In a chat with newsmen on Monday when he presented his mid-term score card to his constituents in Owan East, Ihonvbere blamed the defeat of the bill on electronic transmission of election results and E-Voting on external and internal forces within the legislative arm.
He, however, posited that the debate on the Bill exuded the beauty of democracy, stating that at the end, majority won the day.
Expressing his conviction that electronic transmission of results and e-voting, were possible, Ihonvbere noted that INEC card reader “uses a SIM; and in the over 190,000 polling booths, there were card readers using SIM. People are writing NECO, people are writing WAEC; they are doing computer- based tests. But Nigeria must move forward”.
He insisted that there was no excuse for the issue of non-availability of network.
“When are we going to grow and agree that where we are, we should leave there? Other countries are moving forward -Rwanda, Ghana, around us”, Ihonvbere lamented.
However, he submitted that “That is the beauty of democracy. We can’t all agree. I support electronic transmission. I know that the Independent National Electoral Commission (INEC) has the capacity for electronic transmission of results unless INEC wants to say those card readers they sent to certain parts of the country are for decoration in which case all the elections done through INEC should be cancelled; but it is not”.
He said he supported “electronic transmission of election results but there is politics within and outside the National Assembly; and majority they say, carries the day”.
Also updating his constituents on the proposed University of Sports that is to be sited at Afuze, Ihonvbere explained that it had passed the third reading and expressed optimism that President Muhammadu Buhari would give his consent to it.
According to him, “I don’t know why the president will not sign because this is a plus to him to be the one who established the first university of sports. We have hundreds of sports men and women who have retired who will be ready to use this institution to train our athletes; we are not doing well in sports.
“How many events are we going for at the next Olympics? Very clearly, Nigeria has gone down. How many Nigerians are playing in the top four teams of the premier league now? In the days of Okocha, Kanu, and others, those days have gone. We are not breaking any new world records. The Federal University of Sports, Afuze, will help Nigeria to do that”.

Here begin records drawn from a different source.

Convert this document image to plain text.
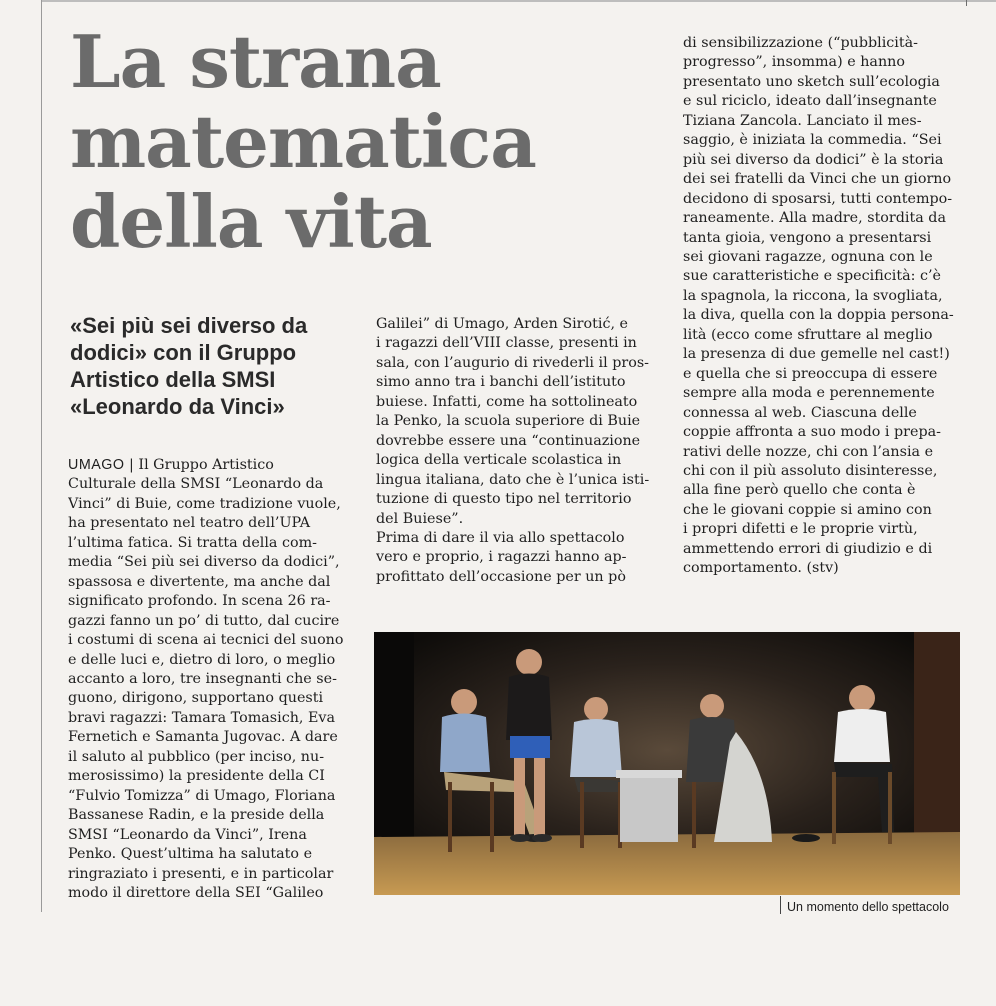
La strana
matematica
della vita
«Sei più sei diverso da
dodici» con il Gruppo
Artistico della SMSI
«Leonardo da Vinci»
UMAGO | Il Gruppo Artistico
Culturale della SMSI “Leonardo da
Vinci” di Buie, come tradizione vuole,
ha presentato nel teatro dell’UPA
l’ultima fatica. Si tratta della com-
media “Sei più sei diverso da dodici”,
spassosa e divertente, ma anche dal
significato profondo. In scena 26 ra-
gazzi fanno un po’ di tutto, dal cucire
i costumi di scena ai tecnici del suono
e delle luci e, dietro di loro, o meglio
accanto a loro, tre insegnanti che se-
guono, dirigono, supportano questi
bravi ragazzi: Tamara Tomasich, Eva
Fernetich e Samanta Jugovac. A dare
il saluto al pubblico (per inciso, nu-
merosissimo) la presidente della CI
“Fulvio Tomizza” di Umago, Floriana
Bassanese Radin, e la preside della
SMSI “Leonardo da Vinci”, Irena
Penko. Quest’ultima ha salutato e
ringraziato i presenti, e in particolar
modo il direttore della SEI “Galileo
Galilei” di Umago, Arden Sirotić, e
i ragazzi dell’VIII classe, presenti in
sala, con l’augurio di rivederli il pros-
simo anno tra i banchi dell’istituto
buiese. Infatti, come ha sottolineato
la Penko, la scuola superiore di Buie
dovrebbe essere una “continuazione
logica della verticale scolastica in
lingua italiana, dato che è l’unica isti-
tuzione di questo tipo nel territorio
del Buiese”.
Prima di dare il via allo spettacolo
vero e proprio, i ragazzi hanno ap-
profittato dell’occasione per un pò
di sensibilizzazione (“pubblicità-
progresso”, insomma) e hanno
presentato uno sketch sull’ecologia
e sul riciclo, ideato dall’insegnante
Tiziana Zancola. Lanciato il mes-
saggio, è iniziata la commedia. “Sei
più sei diverso da dodici” è la storia
dei sei fratelli da Vinci che un giorno
decidono di sposarsi, tutti contempo-
raneamente. Alla madre, stordita da
tanta gioia, vengono a presentarsi
sei giovani ragazze, ognuna con le
sue caratteristiche e specificità: c’è
la spagnola, la riccona, la svogliata,
la diva, quella con la doppia persona-
lità (ecco come sfruttare al meglio
la presenza di due gemelle nel cast!)
e quella che si preoccupa di essere
sempre alla moda e perennemente
connessa al web. Ciascuna delle
coppie affronta a suo modo i prepa-
rativi delle nozze, chi con l’ansia e
chi con il più assoluto disinteresse,
alla fine però quello che conta è
che le giovani coppie si amino con
i propri difetti e le proprie virtù,
ammettendo errori di giudizio e di
comportamento. (stv)

Un momento dello spettacolo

Ihonvbere noted that sport “is now big business, big business. The UK, they are making billions every year from sports, not just endorsements; but we are losing money.
“People are not watching our national Leagues anymore. So, on the side of business, in the part of physical health, in the part of intellectual development, in the part of building capable athletes to represent Nigeria to win laurels, the president will sign it”.
The federal lawmaker further noted that Afuze already had the facilities for the proposed university, stressing that “it is not going to cost money to do it. It is these same facilities that (late Samuel) Ogbemudia used to produce top-rated athletes for Nigeria”.
Applauding the presentation of the mid-term report, a vote of confidence was passed on him by his appreciative constituents for bringing Federal Government presence to his area.
The motion for the vote of confidence was moved by Henry Okaka, and seconded by Fred Omoigberai, a former member of the Edo State House of Assembly.